Day 1: Roma – Across Time and Space

Massimo wore a plaid shirt and a red knit tie. He held my name on a placard, greeting us within a few minutes of our exit from Fiumincino, the international airport 25 minutes outside of Roma. The lobby was hot with money changers, taxi booths, hopeful family members and patient nuns. The tour groups coalesced as ever-expanding molecules, a mass of white sneakers, fanny packs and otherwise midwestern fashion sensibility.

The drive was five Euro more than a taxi – well worth it to have a driver meet us, drive safely and deliver us intact to Calisto6, our bed and breakfast in Trastevere. Behind the graffitied door lied a hidden gem tucked in a building from the 1400’s.

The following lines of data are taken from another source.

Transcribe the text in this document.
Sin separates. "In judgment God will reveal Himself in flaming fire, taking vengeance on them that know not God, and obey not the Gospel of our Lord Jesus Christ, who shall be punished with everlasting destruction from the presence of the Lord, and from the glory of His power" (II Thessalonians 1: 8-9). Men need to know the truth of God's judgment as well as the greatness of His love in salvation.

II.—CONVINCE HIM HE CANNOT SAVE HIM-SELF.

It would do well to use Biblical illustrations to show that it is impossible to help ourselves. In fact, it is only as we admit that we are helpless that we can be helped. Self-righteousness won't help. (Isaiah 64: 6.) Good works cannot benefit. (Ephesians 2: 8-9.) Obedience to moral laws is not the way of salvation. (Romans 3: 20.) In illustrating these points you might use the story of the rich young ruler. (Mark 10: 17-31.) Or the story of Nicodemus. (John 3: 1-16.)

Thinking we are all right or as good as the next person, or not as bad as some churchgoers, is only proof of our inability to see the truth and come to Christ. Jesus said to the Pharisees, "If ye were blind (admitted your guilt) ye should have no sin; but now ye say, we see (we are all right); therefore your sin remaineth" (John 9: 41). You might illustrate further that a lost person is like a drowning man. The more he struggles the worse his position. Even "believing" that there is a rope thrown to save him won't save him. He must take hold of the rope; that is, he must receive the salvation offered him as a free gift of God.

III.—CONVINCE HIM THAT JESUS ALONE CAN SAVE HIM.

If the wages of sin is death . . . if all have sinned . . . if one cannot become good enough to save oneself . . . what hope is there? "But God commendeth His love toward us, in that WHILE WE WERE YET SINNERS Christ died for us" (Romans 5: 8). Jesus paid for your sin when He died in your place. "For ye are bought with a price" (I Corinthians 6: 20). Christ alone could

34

As we drove in, industrial shifted to suburbs, giving way to gritty streets and finally opening into a wonderful neighborhood filled with life. Trastevere (“across the Tiber”) was formerly outside the city walls, and is not so far from the old city filled with turistas, but it is a world apart, even on first impression.

Our room is delightful, our private bathroom luxurious, our view over a sea of restaurants, Vespas and Fiats not quite expansive but filled with the sounds of the neighborhood.

It is siesta. Ali Sun embraces it. I join her. We wake at 5pm, freshen up, gratefully leave our bags behind. We walk through a maze of streets, alleys really. Each one with a restaurant, ten tables outside or maybe six; the ubiquitous row of mopeds. We cross the Tiber, enter the old city. Ancient narrow back streets may reveal a pharmacy, a jewelry shop or a homeless beggar with a baritone voice who might have been a late night DJ in decades past.

Emerging from a tall, narrow street, Piazza Novona takes our breath away. It is timeless and modern, ancient and vibrantly alive with performers, artists, turistas, ristorantes and surely an army of pickpockets who wear no uniform.

Ali Sun climbs the steps of Sant’Agnese in Agone; I follow. The church is weighty – far taller than it is wide, with a glorious frescoed dome, stained glass and heavy benches, perhpas mahogany. We light a candle for a dear friend.

Castel Sant’Angelo, also known as the Mausoleum of Hadrian, is imposing. We’ll try to see the interior before we move on. Perhaps its best as a mid-day tour, away from the heat of Roma in August. We follow the Tiber back to Trastevere, and dine at one of those lovely patios, enjoying grilled vegetables, melanzane di parmigiano and whole grilled sea bass.

Twenty hours of travel, nine hours in Roma, its a blessing to experience the magic, history and vibrancy of this city. I’m grateful and brought to tears by this opportunity we have opened.